Nem todo coliving exige todo este aparato “hipster”. Na Europa e nos Estados Unidos, proliferam-se casas compartilhadas entre jovens adultos. “Quando cheguei na Inglaterra vi que todo mundo lá vive assim, tirando aqueles núcleos familiares estilo dois adultos de mais de 35 anos com duas crianças”, conta o psicólogo Frederico Medeiros. Quando voltou para o Brasil, há nove anos, ele manteve o estilo de moradia compartilhada, adotada na Europa.

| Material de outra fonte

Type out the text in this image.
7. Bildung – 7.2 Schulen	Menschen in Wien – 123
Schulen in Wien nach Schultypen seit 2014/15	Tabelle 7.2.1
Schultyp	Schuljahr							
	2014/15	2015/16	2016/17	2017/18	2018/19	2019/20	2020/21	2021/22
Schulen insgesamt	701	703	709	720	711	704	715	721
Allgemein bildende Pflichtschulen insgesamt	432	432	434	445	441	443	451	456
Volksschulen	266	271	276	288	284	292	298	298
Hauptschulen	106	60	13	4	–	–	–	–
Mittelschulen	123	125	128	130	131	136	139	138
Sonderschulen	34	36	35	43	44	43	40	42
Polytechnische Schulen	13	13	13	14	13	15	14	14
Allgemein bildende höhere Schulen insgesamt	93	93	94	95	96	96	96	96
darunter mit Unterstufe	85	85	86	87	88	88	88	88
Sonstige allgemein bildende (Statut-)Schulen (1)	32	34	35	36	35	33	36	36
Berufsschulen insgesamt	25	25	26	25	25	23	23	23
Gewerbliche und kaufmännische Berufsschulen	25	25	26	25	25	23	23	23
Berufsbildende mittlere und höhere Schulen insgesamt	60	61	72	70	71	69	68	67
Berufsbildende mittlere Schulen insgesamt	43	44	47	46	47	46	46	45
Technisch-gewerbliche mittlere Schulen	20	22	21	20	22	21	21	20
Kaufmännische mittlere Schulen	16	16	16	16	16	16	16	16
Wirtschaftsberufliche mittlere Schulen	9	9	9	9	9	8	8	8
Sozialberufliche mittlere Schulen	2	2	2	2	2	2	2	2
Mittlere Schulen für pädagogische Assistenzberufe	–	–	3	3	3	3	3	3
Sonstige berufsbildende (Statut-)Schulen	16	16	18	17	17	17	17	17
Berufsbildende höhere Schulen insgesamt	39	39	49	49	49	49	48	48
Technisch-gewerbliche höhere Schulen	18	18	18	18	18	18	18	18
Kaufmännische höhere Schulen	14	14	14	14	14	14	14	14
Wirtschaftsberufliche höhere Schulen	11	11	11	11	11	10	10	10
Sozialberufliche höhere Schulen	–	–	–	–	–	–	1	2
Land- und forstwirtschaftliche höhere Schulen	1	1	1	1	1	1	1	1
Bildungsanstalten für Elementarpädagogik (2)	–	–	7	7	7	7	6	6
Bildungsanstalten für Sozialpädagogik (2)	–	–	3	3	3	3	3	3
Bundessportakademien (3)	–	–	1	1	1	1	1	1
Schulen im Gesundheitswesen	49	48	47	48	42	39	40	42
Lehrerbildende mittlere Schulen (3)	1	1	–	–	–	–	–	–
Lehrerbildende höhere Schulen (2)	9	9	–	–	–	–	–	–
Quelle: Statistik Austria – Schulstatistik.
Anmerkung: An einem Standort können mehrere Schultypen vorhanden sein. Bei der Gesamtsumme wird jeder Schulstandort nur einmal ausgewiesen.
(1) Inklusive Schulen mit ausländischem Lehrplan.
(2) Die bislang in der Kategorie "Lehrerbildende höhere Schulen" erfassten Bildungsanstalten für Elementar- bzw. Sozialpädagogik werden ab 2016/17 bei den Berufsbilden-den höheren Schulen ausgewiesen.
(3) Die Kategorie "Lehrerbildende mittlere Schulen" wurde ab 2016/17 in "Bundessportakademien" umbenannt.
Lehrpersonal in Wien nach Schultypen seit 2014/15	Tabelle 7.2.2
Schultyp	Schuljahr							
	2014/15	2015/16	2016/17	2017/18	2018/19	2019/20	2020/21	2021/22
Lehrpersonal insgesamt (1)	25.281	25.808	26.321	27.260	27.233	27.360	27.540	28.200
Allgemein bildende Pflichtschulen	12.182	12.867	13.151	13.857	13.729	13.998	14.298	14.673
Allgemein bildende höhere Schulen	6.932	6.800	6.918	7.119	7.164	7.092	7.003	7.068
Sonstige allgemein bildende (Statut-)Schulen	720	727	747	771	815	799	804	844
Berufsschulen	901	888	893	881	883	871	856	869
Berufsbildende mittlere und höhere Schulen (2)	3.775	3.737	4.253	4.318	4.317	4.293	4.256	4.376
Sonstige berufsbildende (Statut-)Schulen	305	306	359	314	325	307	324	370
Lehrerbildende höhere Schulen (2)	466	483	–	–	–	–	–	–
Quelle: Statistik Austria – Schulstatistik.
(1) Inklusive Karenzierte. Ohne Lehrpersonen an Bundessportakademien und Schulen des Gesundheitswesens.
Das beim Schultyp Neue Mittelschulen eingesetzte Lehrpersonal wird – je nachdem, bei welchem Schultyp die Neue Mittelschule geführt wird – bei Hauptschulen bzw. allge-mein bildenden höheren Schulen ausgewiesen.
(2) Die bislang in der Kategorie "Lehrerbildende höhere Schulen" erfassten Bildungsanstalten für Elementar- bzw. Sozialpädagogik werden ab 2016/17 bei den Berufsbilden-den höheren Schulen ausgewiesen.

“No começo foi pela questão financeira. Mas isso hoje não é determinante”, conta Frederico. Hoje, aos 35 anos, ele não pretende parar. “Eu gosto de dividir a casa, ter rotatividade em casa, almoçar com amigos. Se morasse sozinho me sentiria meio solitário”.
Mas conforme os anos passaram, Frederico mudou sua forma de compartilhar. Ele estabelece regras para evitar que a casa vire uma espécie de república estudantil. O principal critério é que todos os moradores saibam respeitar tanto os espaços privados (quarto) quanto os coletivos.
“Cidade dos velhinhos”: morar junto para viver bem na velhice
A cidade de Cuenca, na Espanha, abriga uma república diferente. Lá moram 90 pessoas, mas nenhum estudante. Com idade média de 70 anos, os habitantes da Convivir são pessoas idosas em busca de uma vida comunitária.
No mundo todo, a habitação coletiva surge como uma opção desejável para pessoas idosas. Os habitantes são associados, que dispõe de serviços para a terceira idade, como profissionais da área de saúde. Mas os espaços não são todos coletivos, como em asilos e abrigos. Cada pessoa têm seu espaço privado, seja um quarto, apartamento, e muitas vezes sua própria casa.
O jornal El País estima oito residências deste estilo, só na Espanha. O custo da associação varia entre 50 e 140 mil euros (de R$ 170 mil a R$ 477 mil). Em geral, são iniciativas recentes. Mas a ideia da casa compartilhada, chamada cohousing, surgiu ainda na década de 1960, na Dinamarca.
“O que aconteceu na Dinamarca é que as pessoas envelheceram juntas em comunidade”, e aí surgiu a ideia do cohousing, conta a professora Edilmere Sprada, da Associação Brasileira de Apoio e Atenção à Pessoa Idosa (Abraapi).
Uma das inspirações do grupo é o Lar dos Velhinhos de Piracicaba. É uma vila fechada, com uma área coletiva no meio. Em volta ficam chalés. São moradas individuais, que funcionam como uma casa dentro de um condomínio. O morador tem suas coisas, e entra e sai a hora que quer. Quando o chalé fica vago, o imóvel fica para o Lar, e não para a família.
Em outro extremo da praça ficam apartamentos para idosos que são muito dependentes. Há uma ala só para portadores de Alzheimer. “Eu gostaria de envelhecer assim. Ter uma vida em comunidade, sustentável, uma área verde”, comenta Edilmere. Desde 2014 a Abraapi estuda a compra de um terreno na região de Curitiba, para estabelecer uma comunidade nestes moldes.”